131 P. 759 | Cal. Ct. App. | 1913
Action of ejectment. Judgment went for plaintiff, from which, and an order denying his motion for a new trial, defendant appeals.
The only point urged by appellant is that the court failed to make findings upon material issues tendered by the pleadings. In addition to the denials contained in the answer, defendant, by an amendment thereto, pleaded affirmatively certain facts which he claims constituted an equitable defense to the cause of action. The court found in favor of plaintiff as to the issues tendered by the complaint, but, notwithstanding evidence offered in support thereof, refused to make any finding as to the matter set forth in the amendment to the answer, the substance of which is, that in 1903 plaintiff and defendant, *328 under the Homestead Act, settled on adjoining quarter sections of government land which in 1856 had been surveyed by the government, but the monuments established to designate the sectional and subdivision lines and corners had long since disappeared. In the actual entry upon the land so claimed by the parties, they both assumed that certain stakes set by the Imperial Land Company in making a private survey which purported to re-establish and retrace the lines of the government survey, correctly marked and delineated the same upon the ground. By reason of this fact both parties were thus led to believe that the strip of land which forms the subject of the controversy was included in and a part of the homestead entry made by defendant. Thereafter defendant, with plaintiff's acquiescence and co-operation, constructed over and upon said strip of land an irrigating ditch and made other improvements thereon. Thereafter it developed that the survey so made by the Imperial Land Company was erroneous and incorrect, and that the strip of land over which defendant had constructed the irrigating ditch was a part of plaintiff's homestead, title to which was acquired by him from the government. Prior to ascertaining the correct corners and lines in accordance with the government survey, plaintiff erected posts in accordance with the erroneous survey made by the Imperial Land Company, and pointed them out to defendant as designating the corners of his land.
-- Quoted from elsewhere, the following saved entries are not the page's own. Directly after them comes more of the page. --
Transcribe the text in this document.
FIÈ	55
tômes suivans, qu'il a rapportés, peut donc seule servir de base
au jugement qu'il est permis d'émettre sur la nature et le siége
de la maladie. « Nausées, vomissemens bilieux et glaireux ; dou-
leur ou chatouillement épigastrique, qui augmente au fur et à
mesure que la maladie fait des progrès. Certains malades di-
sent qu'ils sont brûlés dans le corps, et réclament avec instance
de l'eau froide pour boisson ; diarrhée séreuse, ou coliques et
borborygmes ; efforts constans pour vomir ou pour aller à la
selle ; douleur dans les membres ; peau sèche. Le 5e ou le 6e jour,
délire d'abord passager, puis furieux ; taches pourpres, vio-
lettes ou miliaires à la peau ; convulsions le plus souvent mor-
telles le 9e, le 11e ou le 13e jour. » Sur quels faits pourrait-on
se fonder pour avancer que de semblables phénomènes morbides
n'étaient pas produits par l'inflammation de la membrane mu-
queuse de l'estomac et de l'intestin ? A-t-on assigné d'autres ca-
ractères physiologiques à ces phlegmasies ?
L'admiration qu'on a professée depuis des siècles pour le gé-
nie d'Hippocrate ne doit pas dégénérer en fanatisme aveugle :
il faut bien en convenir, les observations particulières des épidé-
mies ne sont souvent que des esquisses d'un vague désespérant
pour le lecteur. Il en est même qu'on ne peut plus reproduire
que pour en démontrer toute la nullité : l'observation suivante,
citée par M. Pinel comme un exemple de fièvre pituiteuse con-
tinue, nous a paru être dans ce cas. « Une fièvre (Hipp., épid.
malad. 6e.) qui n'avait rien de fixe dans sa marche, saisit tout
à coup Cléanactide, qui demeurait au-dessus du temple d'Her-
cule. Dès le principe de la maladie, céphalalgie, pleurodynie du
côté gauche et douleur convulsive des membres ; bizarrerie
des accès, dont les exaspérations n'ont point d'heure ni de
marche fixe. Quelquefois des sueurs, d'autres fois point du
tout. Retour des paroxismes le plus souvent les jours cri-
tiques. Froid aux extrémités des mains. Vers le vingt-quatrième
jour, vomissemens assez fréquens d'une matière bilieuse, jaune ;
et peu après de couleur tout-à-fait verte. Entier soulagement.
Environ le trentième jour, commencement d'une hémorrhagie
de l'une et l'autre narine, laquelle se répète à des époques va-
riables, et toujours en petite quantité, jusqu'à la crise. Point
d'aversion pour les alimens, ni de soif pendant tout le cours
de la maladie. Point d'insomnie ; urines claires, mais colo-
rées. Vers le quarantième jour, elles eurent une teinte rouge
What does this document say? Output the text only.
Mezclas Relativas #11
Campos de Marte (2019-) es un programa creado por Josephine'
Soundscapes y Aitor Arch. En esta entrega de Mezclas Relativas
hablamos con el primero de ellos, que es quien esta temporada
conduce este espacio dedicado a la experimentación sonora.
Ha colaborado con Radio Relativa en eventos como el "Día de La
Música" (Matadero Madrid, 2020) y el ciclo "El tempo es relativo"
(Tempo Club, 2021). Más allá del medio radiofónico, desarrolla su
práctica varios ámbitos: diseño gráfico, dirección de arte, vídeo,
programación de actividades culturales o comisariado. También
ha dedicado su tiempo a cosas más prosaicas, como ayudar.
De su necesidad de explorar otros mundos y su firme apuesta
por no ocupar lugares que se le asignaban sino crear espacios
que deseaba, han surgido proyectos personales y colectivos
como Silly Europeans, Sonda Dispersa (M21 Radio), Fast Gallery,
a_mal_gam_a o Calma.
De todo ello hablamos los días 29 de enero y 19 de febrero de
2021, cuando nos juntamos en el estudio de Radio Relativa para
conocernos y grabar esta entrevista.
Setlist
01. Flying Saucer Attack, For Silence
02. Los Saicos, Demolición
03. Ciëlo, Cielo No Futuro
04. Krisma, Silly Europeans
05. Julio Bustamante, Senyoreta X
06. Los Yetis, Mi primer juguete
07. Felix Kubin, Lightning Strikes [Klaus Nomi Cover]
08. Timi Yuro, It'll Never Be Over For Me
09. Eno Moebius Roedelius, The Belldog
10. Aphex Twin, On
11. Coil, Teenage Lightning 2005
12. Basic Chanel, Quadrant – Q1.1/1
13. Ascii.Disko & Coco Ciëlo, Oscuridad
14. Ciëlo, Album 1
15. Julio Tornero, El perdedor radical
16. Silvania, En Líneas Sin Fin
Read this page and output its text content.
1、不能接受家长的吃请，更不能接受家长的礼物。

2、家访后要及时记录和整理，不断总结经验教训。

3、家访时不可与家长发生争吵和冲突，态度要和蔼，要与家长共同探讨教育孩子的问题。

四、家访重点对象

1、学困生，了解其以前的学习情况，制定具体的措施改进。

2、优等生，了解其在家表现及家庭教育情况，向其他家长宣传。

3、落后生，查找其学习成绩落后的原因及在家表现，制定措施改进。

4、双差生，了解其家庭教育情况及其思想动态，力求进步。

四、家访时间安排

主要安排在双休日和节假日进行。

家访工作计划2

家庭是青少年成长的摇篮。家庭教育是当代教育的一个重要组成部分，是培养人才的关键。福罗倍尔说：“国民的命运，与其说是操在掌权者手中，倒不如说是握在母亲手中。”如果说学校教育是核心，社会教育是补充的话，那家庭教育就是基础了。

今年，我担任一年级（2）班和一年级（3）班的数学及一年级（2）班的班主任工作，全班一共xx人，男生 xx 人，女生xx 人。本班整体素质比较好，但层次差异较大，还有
In our opinion the facts so pleaded were clearly insufficient to constitute an equitable defense. Had the court found the issues thus tendered in favor of defendant, the judgment must, nevertheless, have been in favor of plaintiff; hence defendant was not prejudiced by reason of the failure of the court to find thereon. No question of adverse possession is presented. (McCreery v. Sawyer,
Since the matters alleged were insufficient to constitute an equitable defense, the failure of the court to find thereon was not prejudicial to defendant.
The judgment and order are, therefore, affirmed.
*330Allen, P. J., and James, J., concurred.